Bir zarar sigortası türü olan —— sigortasında sigortacı işletenin sorumluluğunu yine ancak sorumlu olduğu çerçevede karşılamakla yükümlüdür. Bu bakımdan—— poliçesi ile işletenin poliçe limiti dahilinde tazminat sorumluluğunu yüklenen sigorta şirketi gerçek zarardan, işletenin ve eylemlerinden sorumlu tutulduğu kişilerin kusuru oranında sorumlu tutulabilecektir ——-
Somut olayda Dava dışı —— sürücü, araç maliki dava dışı —— mesuliyet sigortacısıdır. Yukarıda yapılan açıklamalar dikkate alındığında davacının meydana gelen zararından Karayolları Trafik Kanunun 88. Maddesine göre davalılar müştereken ve müteselsilen sorumludurlar. Mahkememizce alınan bilirkişi raporunda davaya konu kazanın meydana gelmesinde davacının %90 oranında asli kusurlu olduğu, dava dışı——- plaka sayılı araç sürücüsü —— %10 oranında kusurlu olduğunun tespit edildiği; 14/03/2022 tarihli ———raporuna göre de 17/08/2019 tarihli kaza sebebiyle davacının kalıcı iş göremezliğinin bulunmadığı, iyileşme süresinin ise 4 aya kadar uzayabileceğinin belirlenmesi karşısında davacının daimi iş göremezliğe ilişkin talebinin reddine karar verilerek , geçici iş göremezlik talebi yönünden ise davacının gerçek zararının KDV dahil 116,52 TL olduğunun denetime elverişli bilirkişi raporu ile tespit edildiği anlaşıldığından rapor hükme esas alınarak geçici iş göremezlik tazminatı talebinin kabulü yolunda aşağıdaki şekilde hüküm tesis edilmiştir.
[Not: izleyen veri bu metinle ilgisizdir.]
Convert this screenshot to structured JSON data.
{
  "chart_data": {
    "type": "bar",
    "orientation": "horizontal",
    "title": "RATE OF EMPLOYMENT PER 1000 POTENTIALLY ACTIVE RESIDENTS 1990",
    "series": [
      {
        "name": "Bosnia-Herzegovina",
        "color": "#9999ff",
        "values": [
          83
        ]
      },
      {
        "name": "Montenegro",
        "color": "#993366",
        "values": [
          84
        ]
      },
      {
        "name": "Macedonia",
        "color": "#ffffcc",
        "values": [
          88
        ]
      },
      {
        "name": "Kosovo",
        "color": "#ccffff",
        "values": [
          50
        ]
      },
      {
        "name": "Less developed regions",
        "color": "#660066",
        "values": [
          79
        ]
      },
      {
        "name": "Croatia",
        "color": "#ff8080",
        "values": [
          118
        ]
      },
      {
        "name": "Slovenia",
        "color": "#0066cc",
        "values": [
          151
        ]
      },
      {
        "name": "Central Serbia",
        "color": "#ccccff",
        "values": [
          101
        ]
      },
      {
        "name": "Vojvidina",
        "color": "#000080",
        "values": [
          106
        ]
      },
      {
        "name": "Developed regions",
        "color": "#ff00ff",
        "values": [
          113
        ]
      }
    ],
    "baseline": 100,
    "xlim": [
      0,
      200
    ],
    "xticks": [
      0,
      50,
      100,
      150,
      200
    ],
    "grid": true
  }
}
HÜKÜM: Gerekçesi yukarıda açıklandığı üzere;
1-Davacının kalıcı iş göremezlik tazminatına ilişkin talebinin REDDİNE,
2-Davacının geçici iş göremezlik tazminatı talebinin KABULÜ İLE; 116,52 TL tazminatın 22/11/2019 tarihinden itibaren işleyecek yasal faiziyle birlikte davalıdan alınarak davacıya verilmesine,
3-Karar harcı, başlangıçta peşin olarak alındığından başkaca harç alınmasına yer olmadığına,
4-Davacı tarafından yatırılan 54,40 TL başvurma harcı, 54,40 TL peşin nispi harc ve 0,28 TL ıslah harcı olmak üzere olmak üzere toplam 109,08‬ TL harcın davalıdan alınarak davacıya verilmesine
5-Davacı tarafından yapılan 143,85 TL tebligat ve müzekkere gideri, 2.000,00TL bilirkişi ücreti olmak üzere toplam 2.143,85 TL yargılama giderinin haklılık oranına göre 1.153,71 TL sinin davalı taraftan tahsili ile davacı tarafa ödenmesine, kalan tutarın davacı üzerinde bırakılmasına,
6-Davalı tarafından yapılan yargılama gideri bulunmadığından bu hususta karar verilmesine yer olmadığına,
7-Davanın kabul edilen kısmı için davacı yararına karar tarihinde geçerli——- nispi vekalet ücretinin davalıdan alınarak davacıya verilmesine,
8-Davanın reddedilen kısmı için davalı yararına karar tarihinde geçerli —— nispi vekalet ücretinin davacıdan alınarak davalıya verilmesine,
9-Davacı tarafından dosyaya yatırılan ve sarf edilmeyen gider avansının karar kesinleştiğinde davacı tarafa iadesine,
10-Arabuluculuk Kanunu’nun 18/A-(13) maddesi ve Hukuk Uyuşmazlıklarında Arabuluculuk Yönetmeliğinin 26/2 maddeleri ile Arabuluculuk Asgari Ücret Tarifesi uyarınca ——- bütçesinden ödenen 710,36-TL arabuluculuk ücretinin haklılık oranına göre 609,64-TL.sinin davalıdan tahsili ile Hazineye Gelir Kaydına, TL.sinin davacıdan tahsili ile hazineye irat kaydına, Dair; davalı vekilinin yüzüne karşı davacı tarafın yokluğunda karar kesin olmak üzere verilen karar açıkça okunup usulen anlatıldı.